Fly Iberia

■ »Four Pieces« von Chema Alvargonzales in der Bergmannstraße 110

Nach dem Sprung wandelt sich in unserem Bewußtsein die Geographie: abseits der Grenzen unserer Schulatlanten entstehen neue Territorien. Wir können gleichzeitig die Wellen des Mittelmeeres und die kalten Lüfte Zentraleuropas spüren. Alles ist bei uns, in unserem kleinen Koffer: unsere Welt. Die Linien, die sie kartographieren, sind unsere Geschichte.«

Der spanische Künstler Chema Alvargonzalez, von dem dieser einleitende Absatz stammt, lädt die Besucher seiner »akustischen Installationen« zu einer imaginären Reise ein.

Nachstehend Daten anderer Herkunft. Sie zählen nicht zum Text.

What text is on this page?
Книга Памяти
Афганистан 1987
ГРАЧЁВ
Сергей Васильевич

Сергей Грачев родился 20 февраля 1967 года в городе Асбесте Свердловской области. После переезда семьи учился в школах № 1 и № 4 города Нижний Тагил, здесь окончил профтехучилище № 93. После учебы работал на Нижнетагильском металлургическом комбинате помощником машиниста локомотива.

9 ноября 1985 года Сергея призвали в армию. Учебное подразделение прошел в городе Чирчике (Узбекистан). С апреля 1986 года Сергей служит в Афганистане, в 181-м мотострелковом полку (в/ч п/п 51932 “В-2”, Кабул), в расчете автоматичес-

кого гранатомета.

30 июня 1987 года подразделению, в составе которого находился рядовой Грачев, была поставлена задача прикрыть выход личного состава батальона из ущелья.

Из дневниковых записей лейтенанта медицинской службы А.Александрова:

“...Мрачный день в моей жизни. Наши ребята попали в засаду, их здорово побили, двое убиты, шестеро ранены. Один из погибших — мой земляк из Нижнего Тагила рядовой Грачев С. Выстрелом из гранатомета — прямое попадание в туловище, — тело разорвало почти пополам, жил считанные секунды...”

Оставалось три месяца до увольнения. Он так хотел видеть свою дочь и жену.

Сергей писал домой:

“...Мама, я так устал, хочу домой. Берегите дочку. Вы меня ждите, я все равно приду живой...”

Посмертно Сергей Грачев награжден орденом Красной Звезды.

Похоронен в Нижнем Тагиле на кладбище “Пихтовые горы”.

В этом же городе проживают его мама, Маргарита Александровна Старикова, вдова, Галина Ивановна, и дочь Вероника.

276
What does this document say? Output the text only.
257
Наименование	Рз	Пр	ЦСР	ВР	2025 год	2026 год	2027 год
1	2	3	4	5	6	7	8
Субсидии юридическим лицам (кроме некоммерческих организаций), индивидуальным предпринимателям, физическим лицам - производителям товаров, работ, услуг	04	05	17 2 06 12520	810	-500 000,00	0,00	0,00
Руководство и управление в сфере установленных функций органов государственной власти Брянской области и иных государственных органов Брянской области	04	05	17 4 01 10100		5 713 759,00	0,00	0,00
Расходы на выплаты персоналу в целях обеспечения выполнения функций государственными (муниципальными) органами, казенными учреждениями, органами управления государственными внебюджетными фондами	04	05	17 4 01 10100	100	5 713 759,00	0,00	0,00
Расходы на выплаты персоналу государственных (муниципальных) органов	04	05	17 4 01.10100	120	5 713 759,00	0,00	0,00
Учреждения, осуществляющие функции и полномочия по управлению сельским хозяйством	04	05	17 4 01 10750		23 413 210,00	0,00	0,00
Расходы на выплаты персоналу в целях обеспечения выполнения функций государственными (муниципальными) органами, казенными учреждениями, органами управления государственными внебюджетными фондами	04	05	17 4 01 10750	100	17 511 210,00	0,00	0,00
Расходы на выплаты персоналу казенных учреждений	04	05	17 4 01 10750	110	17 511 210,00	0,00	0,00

In den vier Räumen der Bergmannstraße 110 hat Alvargonzalez aus Reisekoffern, auf Transparent gezogenen, von hinten beleuchteten Fotos, Landkarten und vom Tonband kommenden Geräuschen Installationen mit vielschichtig metaphorischem Charakter gebaut. Die einzelnen Bestandteile wirken wie Begriffe einer Sprache, die mit Schrift, Klang und Bild gleichzeitig arbeitet. Ihr Ausdrucksspektrum reicht von eindeutig entzifferbaren Worten, Sätzen (allerdings auf spanisch) und Symbolen bis zu vagen optischen und akustischen Signalen, die als Katalysatoren der Vorstellungskraft ganz auf das Einfühlungsvermögen des einzelnen angewiesen sind.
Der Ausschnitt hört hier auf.